Egged Irish Banker Readies to Give Evidence on CrisisJoe Brennan
The last time Dermot Gleeson appeared publicly to explain the collapse of the Irish financial system, an investor threw eggs at him, in an incident which came to symbolize national anger toward bankers.
Six years on, the former Allied Irish Banks Plc chairman will become the first senior banking executive to be questioned by a parliamentary inquiry into the nation’s financial collapse. Along with Donal Forde, the former head of the banker’s Irish retail business, he’ll be from be quizzed by lawmakers in Dublin on Thursday.
“We are heading into an important phase of the inquiry where we will hear from senior personalities and figures that were in positions of authority during the build-up to the crisis and the crisis itself,” Ciaran Lynch, a Labour Party lawmaker and chairman of the inquiry committee, said in an interview. “This will be the first time that many of those individuals will go on full and public record.”

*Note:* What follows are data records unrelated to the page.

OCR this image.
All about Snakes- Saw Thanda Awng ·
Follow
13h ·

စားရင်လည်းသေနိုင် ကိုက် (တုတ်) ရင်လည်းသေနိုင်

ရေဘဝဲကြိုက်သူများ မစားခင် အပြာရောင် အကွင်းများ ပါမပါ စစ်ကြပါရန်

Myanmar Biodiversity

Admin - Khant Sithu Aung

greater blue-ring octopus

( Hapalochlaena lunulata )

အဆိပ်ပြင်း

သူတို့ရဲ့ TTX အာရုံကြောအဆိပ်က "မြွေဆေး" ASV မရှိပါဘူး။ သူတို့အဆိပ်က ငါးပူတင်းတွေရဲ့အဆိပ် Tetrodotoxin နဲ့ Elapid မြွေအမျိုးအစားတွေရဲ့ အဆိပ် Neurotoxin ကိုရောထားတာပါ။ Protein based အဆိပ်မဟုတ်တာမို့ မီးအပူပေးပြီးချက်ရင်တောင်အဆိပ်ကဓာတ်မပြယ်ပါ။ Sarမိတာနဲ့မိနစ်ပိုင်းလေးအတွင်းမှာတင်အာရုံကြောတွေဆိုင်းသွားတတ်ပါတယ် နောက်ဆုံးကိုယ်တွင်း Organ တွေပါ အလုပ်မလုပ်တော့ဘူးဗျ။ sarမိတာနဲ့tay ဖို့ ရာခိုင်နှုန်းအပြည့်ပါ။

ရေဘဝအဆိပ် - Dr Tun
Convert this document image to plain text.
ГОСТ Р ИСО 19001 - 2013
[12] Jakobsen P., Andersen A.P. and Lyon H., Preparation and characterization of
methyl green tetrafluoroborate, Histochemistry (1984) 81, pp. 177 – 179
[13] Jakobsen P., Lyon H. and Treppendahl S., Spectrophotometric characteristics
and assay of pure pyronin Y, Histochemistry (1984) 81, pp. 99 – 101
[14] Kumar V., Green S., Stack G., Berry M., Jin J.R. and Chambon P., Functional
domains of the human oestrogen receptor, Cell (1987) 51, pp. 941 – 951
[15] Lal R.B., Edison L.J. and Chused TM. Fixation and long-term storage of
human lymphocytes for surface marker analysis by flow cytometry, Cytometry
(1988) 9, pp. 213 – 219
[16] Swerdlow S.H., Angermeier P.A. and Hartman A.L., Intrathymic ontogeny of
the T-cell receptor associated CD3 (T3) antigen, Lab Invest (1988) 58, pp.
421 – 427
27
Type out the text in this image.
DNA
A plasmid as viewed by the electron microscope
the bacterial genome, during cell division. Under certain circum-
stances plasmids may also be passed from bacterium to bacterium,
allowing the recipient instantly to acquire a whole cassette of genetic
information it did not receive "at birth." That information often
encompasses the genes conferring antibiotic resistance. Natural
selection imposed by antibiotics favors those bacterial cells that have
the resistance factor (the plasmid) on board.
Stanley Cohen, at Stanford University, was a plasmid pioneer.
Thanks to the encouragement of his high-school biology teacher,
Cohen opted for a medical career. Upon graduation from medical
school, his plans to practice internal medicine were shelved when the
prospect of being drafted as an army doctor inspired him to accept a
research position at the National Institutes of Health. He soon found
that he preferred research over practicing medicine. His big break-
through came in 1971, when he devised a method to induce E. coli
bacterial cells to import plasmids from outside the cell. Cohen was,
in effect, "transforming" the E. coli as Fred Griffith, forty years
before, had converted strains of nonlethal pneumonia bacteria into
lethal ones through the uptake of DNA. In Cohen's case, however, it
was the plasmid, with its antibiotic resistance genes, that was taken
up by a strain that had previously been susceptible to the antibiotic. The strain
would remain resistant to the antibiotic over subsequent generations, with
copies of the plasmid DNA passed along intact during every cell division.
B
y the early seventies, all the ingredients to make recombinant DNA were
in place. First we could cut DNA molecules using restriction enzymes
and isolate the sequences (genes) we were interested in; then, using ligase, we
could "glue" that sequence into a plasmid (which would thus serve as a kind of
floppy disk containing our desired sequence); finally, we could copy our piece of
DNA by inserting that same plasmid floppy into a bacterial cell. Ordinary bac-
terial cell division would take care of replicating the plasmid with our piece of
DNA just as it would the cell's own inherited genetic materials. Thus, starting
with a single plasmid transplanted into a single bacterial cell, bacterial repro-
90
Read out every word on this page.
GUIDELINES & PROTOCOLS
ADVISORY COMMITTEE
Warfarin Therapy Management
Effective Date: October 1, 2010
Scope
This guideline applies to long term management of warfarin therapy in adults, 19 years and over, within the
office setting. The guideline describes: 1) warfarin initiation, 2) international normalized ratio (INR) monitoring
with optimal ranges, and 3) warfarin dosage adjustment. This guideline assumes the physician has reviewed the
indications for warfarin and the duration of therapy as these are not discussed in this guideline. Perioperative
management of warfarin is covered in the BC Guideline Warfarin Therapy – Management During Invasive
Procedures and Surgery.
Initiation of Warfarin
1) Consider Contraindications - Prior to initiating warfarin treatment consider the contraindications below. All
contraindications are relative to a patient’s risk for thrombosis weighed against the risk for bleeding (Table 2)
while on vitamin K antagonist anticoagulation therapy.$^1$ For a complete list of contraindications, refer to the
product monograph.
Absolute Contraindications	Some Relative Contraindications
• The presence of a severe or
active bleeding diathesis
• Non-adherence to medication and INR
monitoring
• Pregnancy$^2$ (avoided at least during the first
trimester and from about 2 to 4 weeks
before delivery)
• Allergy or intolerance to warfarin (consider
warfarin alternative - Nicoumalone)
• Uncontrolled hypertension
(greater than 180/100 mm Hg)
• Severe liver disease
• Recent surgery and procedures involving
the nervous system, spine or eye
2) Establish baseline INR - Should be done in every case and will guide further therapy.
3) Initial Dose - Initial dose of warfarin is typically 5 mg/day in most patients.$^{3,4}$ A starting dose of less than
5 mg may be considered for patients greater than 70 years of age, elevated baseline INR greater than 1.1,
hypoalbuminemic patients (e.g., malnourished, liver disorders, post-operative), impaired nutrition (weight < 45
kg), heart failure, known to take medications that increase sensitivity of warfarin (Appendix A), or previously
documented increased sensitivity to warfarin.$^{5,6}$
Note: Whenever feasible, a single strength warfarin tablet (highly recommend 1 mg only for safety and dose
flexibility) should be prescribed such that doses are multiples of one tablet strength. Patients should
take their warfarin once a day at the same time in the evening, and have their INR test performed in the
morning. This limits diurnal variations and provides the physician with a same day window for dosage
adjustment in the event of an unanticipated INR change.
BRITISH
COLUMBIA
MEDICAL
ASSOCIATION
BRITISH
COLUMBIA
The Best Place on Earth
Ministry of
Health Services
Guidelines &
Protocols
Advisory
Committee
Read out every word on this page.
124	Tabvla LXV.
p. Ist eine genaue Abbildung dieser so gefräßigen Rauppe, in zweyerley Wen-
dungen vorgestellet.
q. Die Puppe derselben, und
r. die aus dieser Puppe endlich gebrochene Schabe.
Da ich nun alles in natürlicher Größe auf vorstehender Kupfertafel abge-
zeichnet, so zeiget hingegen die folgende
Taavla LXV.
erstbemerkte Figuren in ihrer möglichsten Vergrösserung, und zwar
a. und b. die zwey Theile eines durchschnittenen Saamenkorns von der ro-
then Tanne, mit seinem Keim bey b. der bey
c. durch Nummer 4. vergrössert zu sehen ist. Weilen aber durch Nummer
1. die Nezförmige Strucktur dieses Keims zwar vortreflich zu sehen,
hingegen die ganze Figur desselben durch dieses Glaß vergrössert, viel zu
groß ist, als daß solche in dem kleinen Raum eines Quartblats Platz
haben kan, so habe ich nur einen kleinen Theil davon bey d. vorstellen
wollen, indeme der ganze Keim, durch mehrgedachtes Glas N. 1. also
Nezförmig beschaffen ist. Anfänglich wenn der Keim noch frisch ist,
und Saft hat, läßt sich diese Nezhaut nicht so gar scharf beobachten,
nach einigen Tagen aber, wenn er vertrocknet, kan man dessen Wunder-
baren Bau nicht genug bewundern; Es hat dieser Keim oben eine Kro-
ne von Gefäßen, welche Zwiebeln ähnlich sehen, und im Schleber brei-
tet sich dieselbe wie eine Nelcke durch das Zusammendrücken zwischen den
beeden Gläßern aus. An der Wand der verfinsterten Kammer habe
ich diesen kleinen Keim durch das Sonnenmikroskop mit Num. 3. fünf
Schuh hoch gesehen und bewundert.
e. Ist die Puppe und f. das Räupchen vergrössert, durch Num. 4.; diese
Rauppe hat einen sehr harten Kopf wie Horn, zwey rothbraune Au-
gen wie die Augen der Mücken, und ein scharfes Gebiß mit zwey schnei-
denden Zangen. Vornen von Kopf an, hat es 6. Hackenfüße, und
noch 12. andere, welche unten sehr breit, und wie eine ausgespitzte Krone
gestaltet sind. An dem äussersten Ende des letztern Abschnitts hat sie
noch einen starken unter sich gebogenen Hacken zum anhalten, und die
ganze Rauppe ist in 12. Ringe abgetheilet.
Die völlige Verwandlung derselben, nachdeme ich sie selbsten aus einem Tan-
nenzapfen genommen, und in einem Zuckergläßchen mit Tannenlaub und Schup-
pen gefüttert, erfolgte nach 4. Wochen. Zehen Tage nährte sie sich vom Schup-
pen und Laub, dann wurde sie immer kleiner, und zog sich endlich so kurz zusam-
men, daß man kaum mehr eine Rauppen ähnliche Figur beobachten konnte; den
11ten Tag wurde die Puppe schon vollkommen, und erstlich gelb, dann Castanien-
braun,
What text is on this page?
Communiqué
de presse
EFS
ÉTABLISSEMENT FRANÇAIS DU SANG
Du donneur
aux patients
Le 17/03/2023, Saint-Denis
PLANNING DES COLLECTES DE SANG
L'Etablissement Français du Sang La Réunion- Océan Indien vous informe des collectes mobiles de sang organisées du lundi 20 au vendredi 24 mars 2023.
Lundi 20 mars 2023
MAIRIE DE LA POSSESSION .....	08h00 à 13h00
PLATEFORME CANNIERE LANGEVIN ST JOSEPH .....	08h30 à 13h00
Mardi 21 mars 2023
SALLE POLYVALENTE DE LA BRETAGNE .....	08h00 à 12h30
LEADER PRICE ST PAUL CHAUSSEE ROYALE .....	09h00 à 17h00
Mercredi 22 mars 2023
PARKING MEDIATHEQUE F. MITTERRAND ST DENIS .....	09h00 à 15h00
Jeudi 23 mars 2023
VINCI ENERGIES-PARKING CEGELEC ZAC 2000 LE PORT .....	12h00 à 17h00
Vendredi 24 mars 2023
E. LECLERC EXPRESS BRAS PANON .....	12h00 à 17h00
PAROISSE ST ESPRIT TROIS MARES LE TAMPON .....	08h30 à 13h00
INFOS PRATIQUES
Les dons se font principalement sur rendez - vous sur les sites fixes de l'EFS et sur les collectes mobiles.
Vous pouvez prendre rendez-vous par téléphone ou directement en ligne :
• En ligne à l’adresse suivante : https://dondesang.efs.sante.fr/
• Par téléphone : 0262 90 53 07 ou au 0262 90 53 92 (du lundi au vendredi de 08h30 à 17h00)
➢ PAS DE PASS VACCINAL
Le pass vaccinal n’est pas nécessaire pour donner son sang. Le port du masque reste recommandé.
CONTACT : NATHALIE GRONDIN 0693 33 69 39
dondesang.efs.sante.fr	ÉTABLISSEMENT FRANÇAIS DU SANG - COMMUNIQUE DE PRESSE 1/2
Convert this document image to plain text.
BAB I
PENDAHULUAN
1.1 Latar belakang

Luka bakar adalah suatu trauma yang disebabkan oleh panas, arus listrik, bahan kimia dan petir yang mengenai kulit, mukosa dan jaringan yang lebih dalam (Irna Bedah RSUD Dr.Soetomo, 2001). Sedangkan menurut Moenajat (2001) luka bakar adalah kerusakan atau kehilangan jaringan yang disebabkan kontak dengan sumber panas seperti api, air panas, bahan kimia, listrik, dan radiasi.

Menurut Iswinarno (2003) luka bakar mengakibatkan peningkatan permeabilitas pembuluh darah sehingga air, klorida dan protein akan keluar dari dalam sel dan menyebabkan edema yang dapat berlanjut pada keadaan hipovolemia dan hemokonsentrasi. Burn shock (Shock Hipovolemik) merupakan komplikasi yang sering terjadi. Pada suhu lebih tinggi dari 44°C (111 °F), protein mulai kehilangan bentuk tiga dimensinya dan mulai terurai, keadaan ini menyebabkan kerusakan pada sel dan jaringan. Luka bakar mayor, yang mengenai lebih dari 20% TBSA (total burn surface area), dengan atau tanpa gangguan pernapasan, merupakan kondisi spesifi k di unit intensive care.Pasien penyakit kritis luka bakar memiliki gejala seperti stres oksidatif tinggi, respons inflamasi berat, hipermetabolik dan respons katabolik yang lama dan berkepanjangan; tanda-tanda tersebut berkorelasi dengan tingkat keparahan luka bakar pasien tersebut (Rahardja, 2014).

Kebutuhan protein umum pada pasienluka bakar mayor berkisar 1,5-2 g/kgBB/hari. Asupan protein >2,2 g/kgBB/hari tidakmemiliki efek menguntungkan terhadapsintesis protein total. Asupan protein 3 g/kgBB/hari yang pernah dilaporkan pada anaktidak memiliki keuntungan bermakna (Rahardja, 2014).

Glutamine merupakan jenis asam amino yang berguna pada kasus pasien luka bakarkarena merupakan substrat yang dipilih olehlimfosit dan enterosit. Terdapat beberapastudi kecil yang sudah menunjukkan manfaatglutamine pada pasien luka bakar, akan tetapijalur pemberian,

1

Ireland rescued its banks after the worst real estate bust in western Europe, injecting about 64 billion euros ($68.9 billion) into the financial system. In 2010, with bank losses mounting, the government was forced to seek an international bailout. Much of the public blame for the crisis which devastated the economy has been laid at the feet of bankers.
In May 2009, an investor at a shareholder meeting threw two eggs at Gleeson, a former attorney general, on the eve of the first installment of the lender’s 21 billion-euro state bailout. Chair of the bank from 2003, he resigned in July 2009.
Former AIB chief executive officers, Eugene Sheehy and Michael Buckley and outgoing CEO David Duffy, are scheduled to appear before the committee on April 29, followed the next day by Brian Goggin, CEO of Bank of Ireland Plc between 2004 and 2009.
The committee said last week it agreed a way to collect evidence from former European Central Bank president, Jean-Claude Trichet, without him appearing before the inquiry. Trichet will address the Institute of International and European Affairs in Dublin on April 30, where his address and a question and answer session will be webcast.
The inquiry started public hearings in December, questioning economists, media executives and realtors to lay out the context for the crisis.
Over 50 witnesses will be questioned in the second phase of the inquiry, with directors of the National Asset Management Agency, set up to cleanse banks of toxic loans, giving evidence today. The committee is slated to complete its final report in November.